No sign of large outbreak of hantavirus, says WHO

Editorial Team/Staff Writers


A person in a WHO vest watches as personnel board a small private jet on a tarmac.
HANTAVIRUS: The WHO has says there is no sign a large outbreak has started [CREDIT: WHO]

The hantavirus outbreak has not spread widely, the head of the World Health Organisation has said, after the evacuation of the last passengers from a cruise ship where the virus was reported, according to the BBC.

The broadcaster said Tedros Adhanom Ghebreyesus made the comments while addressing a news conference in Madrid, Spain’s capital, on Tuesday.

“At the moment, there is no sign that we are seeing the start of a larger outbreak,” said Mr Tedros.

“But of course the situation could change and, given the long incubation period of the virus, it’s possible we might see more cases in the coming weeks.”
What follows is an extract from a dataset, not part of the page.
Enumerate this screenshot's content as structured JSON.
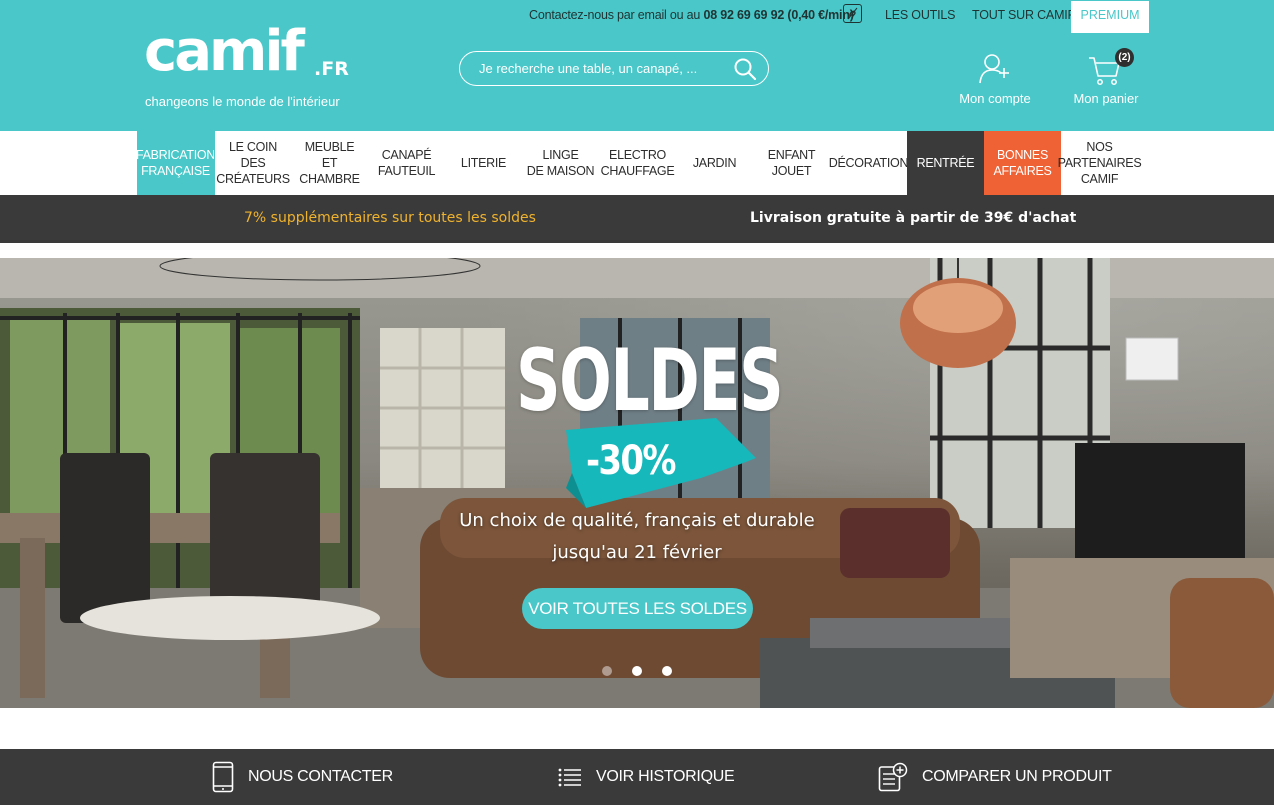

The cruise ship, MV Hondius, left Spain’s Tenerife island on Monday and was sailing to the Dutch port of Rotterdam, according to the BBC. Two flights carrying the final 28 passengers landed in nearby Eindhoven on Tuesday.
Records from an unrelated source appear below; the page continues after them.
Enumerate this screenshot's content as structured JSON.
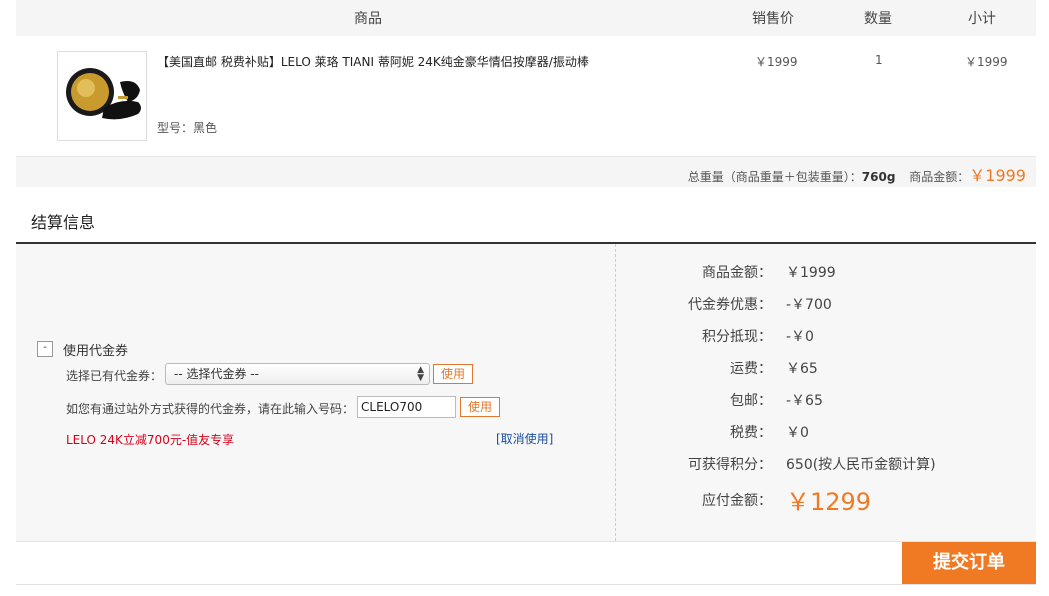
{
  "table_header": {
    "product": "商品",
    "price": "销售价",
    "qty": "数量",
    "subtotal": "小计"
  },
  "product": {
    "title": "【美国直邮 税费补贴】LELO 莱珞 TIANI 蒂阿妮 24K纯金豪华情侣按摩器/振动棒",
    "model_label": "型号：黑色",
    "price": "￥1999",
    "qty": "1",
    "subtotal": "￥1999"
  },
  "totals": {
    "weight_label": "总重量（商品重量＋包装重量）：",
    "weight_value": "760g",
    "amount_label": "商品金额：",
    "amount_value": "￥1999"
  },
  "section_title": "结算信息",
  "coupon": {
    "toggle_symbol": "-",
    "title": "使用代金券",
    "select_label": "选择已有代金券：",
    "select_value": "-- 选择代金券 --",
    "use_label": "使用",
    "code_label": "如您有通过站外方式获得的代金券，请在此输入号码：",
    "code_value": "CLELO700",
    "code_use_label": "使用",
    "applied_text": "LELO 24K立减700元-值友专享",
    "cancel_label": "[取消使用]"
  },
  "summary": [
    {
      "label": "商品金额：",
      "value": "￥1999"
    },
    {
      "label": "代金券优惠：",
      "value": "-￥700"
    },
    {
      "label": "积分抵现：",
      "value": "-￥0"
    },
    {
      "label": "运费：",
      "value": "￥65"
    },
    {
      "label": "包邮：",
      "value": "-￥65"
    },
    {
      "label": "税费：",
      "value": "￥0"
    },
    {
      "label": "可获得积分：",
      "value": "650(按人民币金额计算)"
    }
  ],
  "payable": {
    "label": "应付金额：",
    "value": "￥1299"
  },
  "submit_label": "提交订单",
  "colors": {
    "accent": "#f07a23",
    "alert_red": "#d9001b",
    "link_blue": "#1a4fa0"
  }
}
Three people travelling on the ship have died. They included a 69-year-old Dutch woman who succumbed to the virus. Her Dutch husband and a German woman also died, but the WHO is still investigating their cases. The Dutch man and the German woman are not confirmed cases.

According to the BBC, a French national and a Spaniard who previously returned home have tested positive. The WHO has confirmed nine cases, with two others suspected.

The French woman was in intensive care at a hospital in Paris, and doctors said she has “the most severe form” of the disease and was being treated with an artificial lung, the BBC reported.

The Spanish patient was described as having mild respiratory symptoms.

Twelve employees at a Dutch hospital are now in quarantine over possible exposure to the virus after treating one of the evacuated passengers.

The hospital in the city of Nijmegen said on Monday that this was a precautionary measure, as the workers did not follow strict protocols while handling the patient’s blood and urine samples.

Hantaviruses are usually carried by rodents, but human transmission of the Andes strain—which the WHO believes some of the ship’s passengers contracted in South America—is possible.

Symptoms can include fever, extreme fatigue, muscle aches, stomach pain, vomiting, diarrhoea and shortness of breath.

WHO officials previously said the hantavirus is not a pandemic yet, like the coronavirus.

On Tuesday, Spain’s health ministry said one of the 14 Spaniards currently quarantining in Madrid after being evacuated from the vessel had tested positive for hantavirus.

The passenger has a “low-grade fever and mild respiratory symptoms” but is in a stable condition, the ministry added.